Anyway, after a disagreement with the boss of the pig farm, he went to the factory to see if they had any work… next thing he knew he’s running a computerized milling machine machine…  not bad for a guy who had never seen a computer or a metal shop in his life.  I asked him how business is, and he said terrible.  All the work is going to India, he said.  His company is only working three days a week.  But he smiled and said, “I work three days and I have enough to live, so there’s no problem.  If I work five days, maybe I have a more expensive motorcycle…  big deal.”

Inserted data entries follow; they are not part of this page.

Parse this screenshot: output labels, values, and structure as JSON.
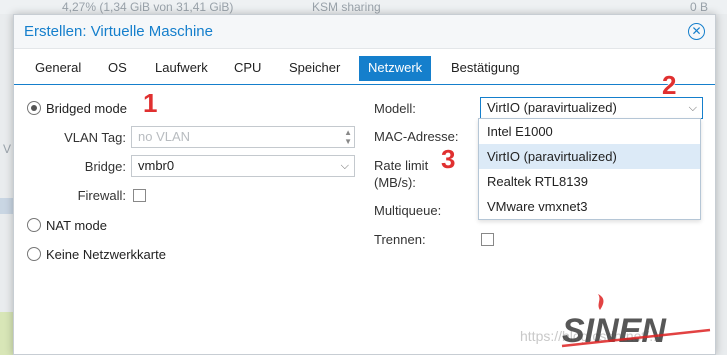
{
  "background": {
    "top_values": [
      "4,27% (1,34 GiB von 31,41 GiB)",
      "KSM sharing",
      "0 B"
    ],
    "side_letter": "V"
  },
  "dialog": {
    "title": "Erstellen: Virtuelle Maschine",
    "tabs": [
      {
        "label": "General",
        "active": false
      },
      {
        "label": "OS",
        "active": false
      },
      {
        "label": "Laufwerk",
        "active": false
      },
      {
        "label": "CPU",
        "active": false
      },
      {
        "label": "Speicher",
        "active": false
      },
      {
        "label": "Netzwerk",
        "active": true
      },
      {
        "label": "Bestätigung",
        "active": false
      }
    ]
  },
  "network": {
    "bridged_mode": {
      "label": "Bridged mode",
      "selected": true
    },
    "vlan_tag": {
      "label": "VLAN Tag:",
      "placeholder": "no VLAN"
    },
    "bridge": {
      "label": "Bridge:",
      "value": "vmbr0"
    },
    "firewall": {
      "label": "Firewall:",
      "checked": false
    },
    "nat_mode": {
      "label": "NAT mode",
      "selected": false
    },
    "no_nic": {
      "label": "Keine Netzwerkkarte",
      "selected": false
    },
    "model": {
      "label": "Modell:",
      "value": "VirtIO (paravirtualized)"
    },
    "mac": {
      "label": "MAC-Adresse:"
    },
    "rate_limit": {
      "label_line1": "Rate limit",
      "label_line2": "(MB/s):"
    },
    "multiqueue": {
      "label": "Multiqueue:"
    },
    "disconnect": {
      "label": "Trennen:",
      "checked": false
    }
  },
  "model_dropdown": {
    "options": [
      "Intel E1000",
      "VirtIO (paravirtualized)",
      "Realtek RTL8139",
      "VMware vmxnet3"
    ],
    "selected_index": 1
  },
  "annotations": [
    "1",
    "2",
    "3"
  ],
  "watermark": {
    "url": "https://blog.csdn.net/..."
  },
  "colors": {
    "accent": "#157fcc",
    "annotation": "#e03030",
    "selected_row": "#dceaf7"
  }
}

Have to like the attitude.  Economy in the pits, here he is, on vacation in Spain and Morocco, enjoying life. 

 

Ferry ride was okay.  The major benefit was that we had been told there would be a Moroccan official on board and we could have our passports stamped.  There were some announcements made in French and Arabic, which, of course, meant nothing to us.  But a little investigation and we found the blank forms, and a line at the end of one of the compartments leading to a little man behind a desk.  We filled out the forms, joined the line, in a few moments, we had our Moroccan visas.   On the dock in Tangier, we were led by waving police to the Customs gate.  We were greeted by an Engish speaking Moroccan with little plastic identity badge, who I assumed was a Customs officer.  He filled out the forms for me, took me over to a small office where the police checked their computers to make sure I wasn’t an international criminal.  I’m not.  Meanwhile, the real Customs official had come to Rhona at the car.  So, the guy in the little plastic badge is just a “volunteer” assisting us poor tourists with our paperwork.  Of course, when he was done, a small “donation” of a few Euros was expected.  There were no signs (that we could read), no way for us to know what we were supposed to do.  So… ripped off again.  But nicely… conveniently.  The real Customs guy was back, papers all approved, we are ready for the road.